– Дело не в одних только помыслах, Шива. В смятении все мое тело, я утратил над ним контроль. Никогда еще я не подвергался таким физическим унижениям. Вот, к примеру: я постоянно…
– Да. – Шива указал на его ширинку. – Мы и это заметили. Может, тебе перед работой проделывать простое упражненьице?
– Да я и так… я… и без толку. К тому же Аллах это запрещает.
– Самад, давай без религиозного фанатизма. Тебе не идет. – Шива смахнул луковые слезы. – Все эти угрызения вредят здоровью.
– Дело не в угрызениях, а в страхе. Шива, мне пятьдесят семь. В этом возрасте начинаешь… думать о вере, боишься упустить время. Меня испортила Англия, теперь я это понимаю… моих детей, жену тоже испортила. Я иногда думаю: может, и друзей я выбрал неправильно? Наверное, я был легкомысленным. Ставил ум превыше веры. А теперь возникло последнее искушение. Как возмездие, понимаешь? Шива, ты разбираешься в женщинах. Помоги мне. Ведь это чувство невозможно! Я знаю о существовании этой женщины от силы несколько месяцев и разговаривал с ней всего один раз.
– Сам сказал: тебе пятьдесят семь. Кризис среднего возраста.
– Среднего возраста? Чушь какая, – раздраженно перебил его Самад. – Черт побери, Шива, я не собираюсь жить сто четырнадцать лет.
– Это такое выражение. Во всех журналах написано. Когда мужчина подходит к определенному моменту жизни, он чувствует, что уже перевалил через холм… а мужчине столько лет, сколько его милашке, если ты понимаешь, о чем я.
– Я на нравственном распутье, а ты говоришь всякую ерунду.

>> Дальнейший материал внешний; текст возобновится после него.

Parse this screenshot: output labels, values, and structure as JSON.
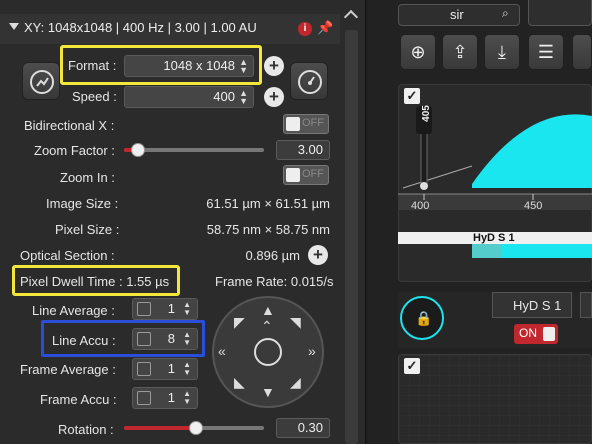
{
  "panel": {
    "title": "XY: 1048x1048 | 400 Hz | 3.00 | 1.00 AU",
    "info_glyph": "i"
  },
  "format": {
    "label": "Format :",
    "value": "1048 x 1048"
  },
  "speed": {
    "label": "Speed :",
    "value": "400"
  },
  "bidirectional": {
    "label": "Bidirectional X :",
    "state": "OFF"
  },
  "zoom_factor": {
    "label": "Zoom Factor :",
    "value": "3.00",
    "level": 0.1
  },
  "zoom_in": {
    "label": "Zoom In :",
    "state": "OFF"
  },
  "image_size": {
    "label": "Image Size :",
    "value": "61.51 µm × 61.51 µm"
  },
  "pixel_size": {
    "label": "Pixel Size :",
    "value": "58.75 nm × 58.75 nm"
  },
  "optical_section": {
    "label": "Optical Section :",
    "value": "0.896 µm"
  },
  "pixel_dwell": {
    "label": "Pixel Dwell Time : 1.55 µs"
  },
  "frame_rate": {
    "label": "Frame Rate: 0.015/s"
  },
  "line_average": {
    "label": "Line Average :",
    "value": "1"
  },
  "line_accu": {
    "label": "Line Accu :",
    "value": "8"
  },
  "frame_average": {
    "label": "Frame Average :",
    "value": "1"
  },
  "frame_accu": {
    "label": "Frame Accu :",
    "value": "1"
  },
  "rotation": {
    "label": "Rotation :",
    "value": "0.30",
    "level": 0.52
  },
  "search": {
    "value": "sir"
  },
  "spectrum": {
    "marker": "405",
    "ticks": [
      "400",
      "450"
    ],
    "detector": "HyD S 1",
    "fill_color": "#19e6ee"
  },
  "detector_card": {
    "name": "HyD S 1",
    "state": "ON"
  },
  "colors": {
    "accent_cyan": "#19e6ee",
    "highlight_yellow": "#f2e73a",
    "highlight_blue": "#2b4ed8",
    "on_red": "#c0282d"
  }
}
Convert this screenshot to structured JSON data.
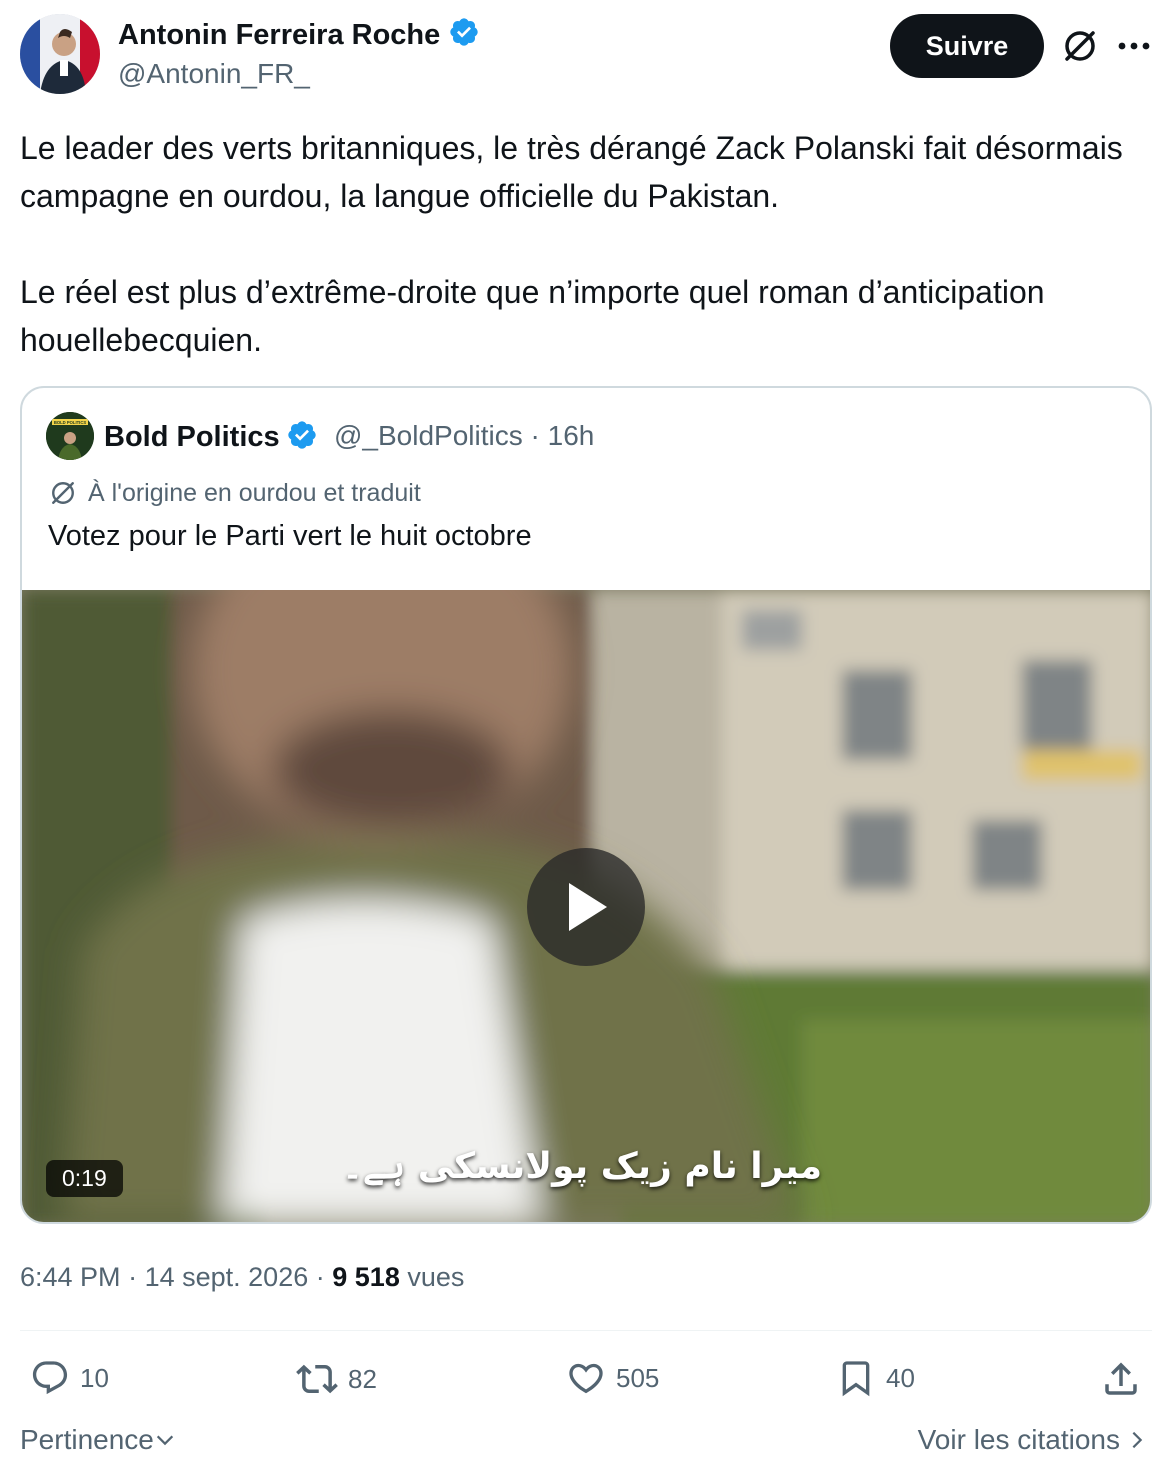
{
  "author": {
    "name": "Antonin Ferreira Roche",
    "handle": "@Antonin_FR_",
    "verified": true
  },
  "header_actions": {
    "follow_label": "Suivre",
    "translate_icon": "no-translate-icon",
    "more_icon": "more-icon"
  },
  "tweet": {
    "line1": "Le leader des verts britanniques, le très dérangé Zack Polanski fait désormais campagne en ourdou, la langue officielle du Pakistan.",
    "line2": "Le réel est plus d’extrême-droite que n’importe quel roman d’anticipation houellebecquien."
  },
  "quoted": {
    "name": "Bold Politics",
    "handle": "@_BoldPolitics",
    "separator": "·",
    "time": "16h",
    "translated_note": "À l'origine en ourdou et traduit",
    "text": "Votez pour le Parti vert le huit octobre",
    "avatar_text": "BOLD POLITICS",
    "video": {
      "duration": "0:19",
      "subtitle": "میرا نام زیک پولانسکی ہے۔"
    }
  },
  "meta": {
    "time": "6:44 PM",
    "date": "14 sept. 2026",
    "separator": "·",
    "views_count": "9 518",
    "views_label": "vues"
  },
  "actions": {
    "replies": "10",
    "reposts": "82",
    "likes": "505",
    "bookmarks": "40"
  },
  "footer": {
    "sort_label": "Pertinence",
    "quotes_label": "Voir les citations"
  },
  "colors": {
    "text": "#0f1419",
    "secondary": "#536471",
    "verified": "#1d9bf0",
    "border": "#cfd9de"
  }
}
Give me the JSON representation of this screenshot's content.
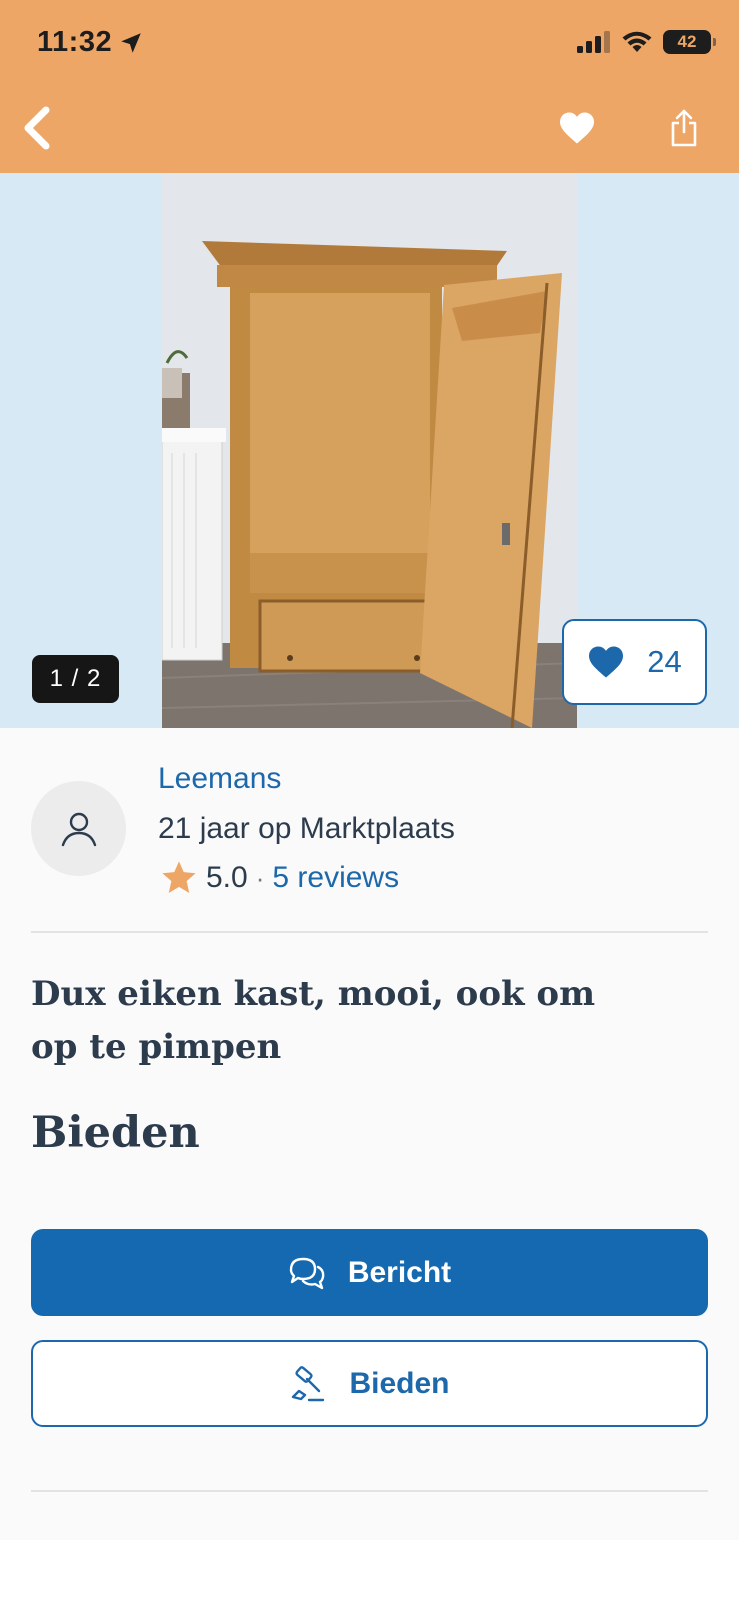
{
  "status_bar": {
    "time": "11:32",
    "battery": "42"
  },
  "header": {
    "back_icon": "chevron-left-icon",
    "favorite_icon": "heart-icon",
    "share_icon": "share-icon",
    "background_color": "#eea666"
  },
  "gallery": {
    "counter": "1 / 2",
    "favorites_count": "24"
  },
  "seller": {
    "name": "Leemans",
    "member_since": "21 jaar op Marktplaats",
    "rating": "5.0",
    "separator": "·",
    "reviews": "5 reviews"
  },
  "listing": {
    "title": "Dux eiken kast, mooi, ook om op te pimpen",
    "price": "Bieden"
  },
  "actions": {
    "message_label": "Bericht",
    "bid_label": "Bieden",
    "accent_color": "#1469b0"
  }
}
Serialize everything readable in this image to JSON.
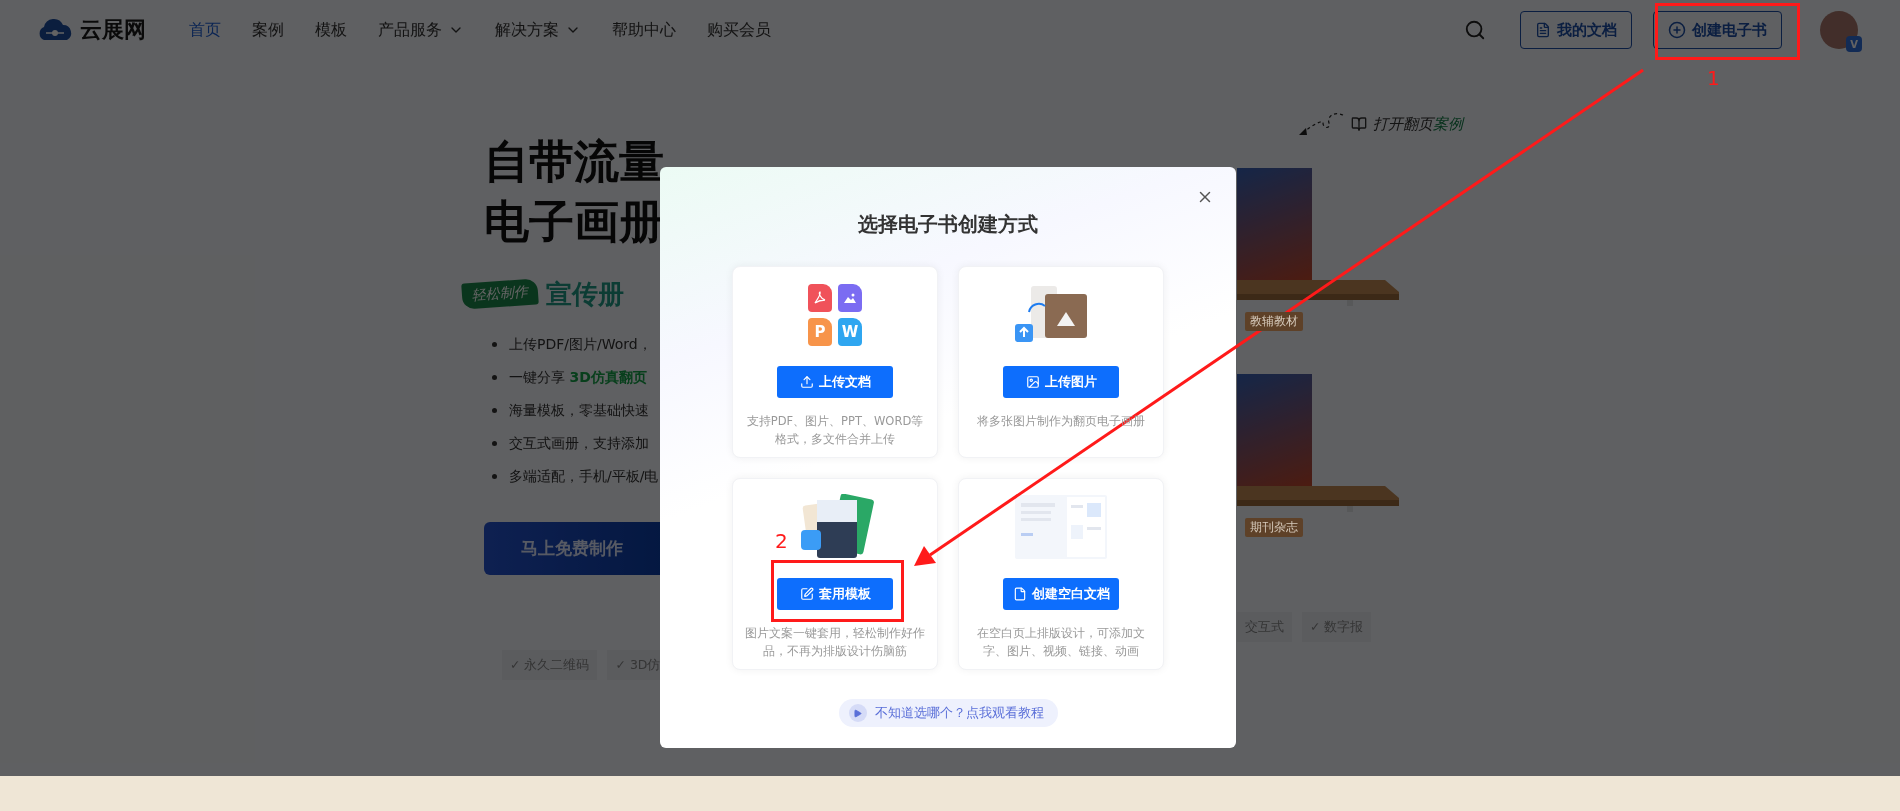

– Тебе полезно кое-что уяснить, приятель, – втолковывал ему Шива медленно и терпеливо. – Целиком весь набор: женский организм, G-точка, рак яичек, менопауза – и кризис среднего возраста. Современный мужчина должен знать это как свои пять пальцев.
– Но я не желаю это знать! – воскликнул Самад, снова вскакивая и принимаясь расхаживать по кухне. – В том-то и дело! Не хочу быть современным! Я хочу жить, как всегда был должен жить. Вернуться на Восток!
– Да, да… все хотят, конечно, – забормотал Шива, помешивая на сковороде перец с луком. – Меня увезли в три года. И чтоб я когда чего понимал в этой стране! Но деньги из воздуха не берутся. А кому охота жить в хибаре с четырнадцатью другими слугами? Кто знает, кем окажется Шива Бхагвати, вернувшись в Калькутту? Принцем или нищим? – На лице Шивы проступила прежняя красота. – И кто сможет вытравить из них Запад, если он живет в них?
Самад мерил кухню шагами.
– Мне не следовало приезжать в Англию – отсюда все беды. Не следовало рожать сыновей здесь, так далеко от Аллаха. Уиллзден-Грин! Визитные карточки в витринах кондитерских, Джуди Блюм[43] в школе, презервативы на тротуаре, праздник урожая, педагог-искусительница! – Самад выкрикивал все, что приходило на ум. – Шива… скажу тебе по секрету: мой драгоценный друг, Арчибальд Джонс, – неверующий! Какой пример я подаю своим детям?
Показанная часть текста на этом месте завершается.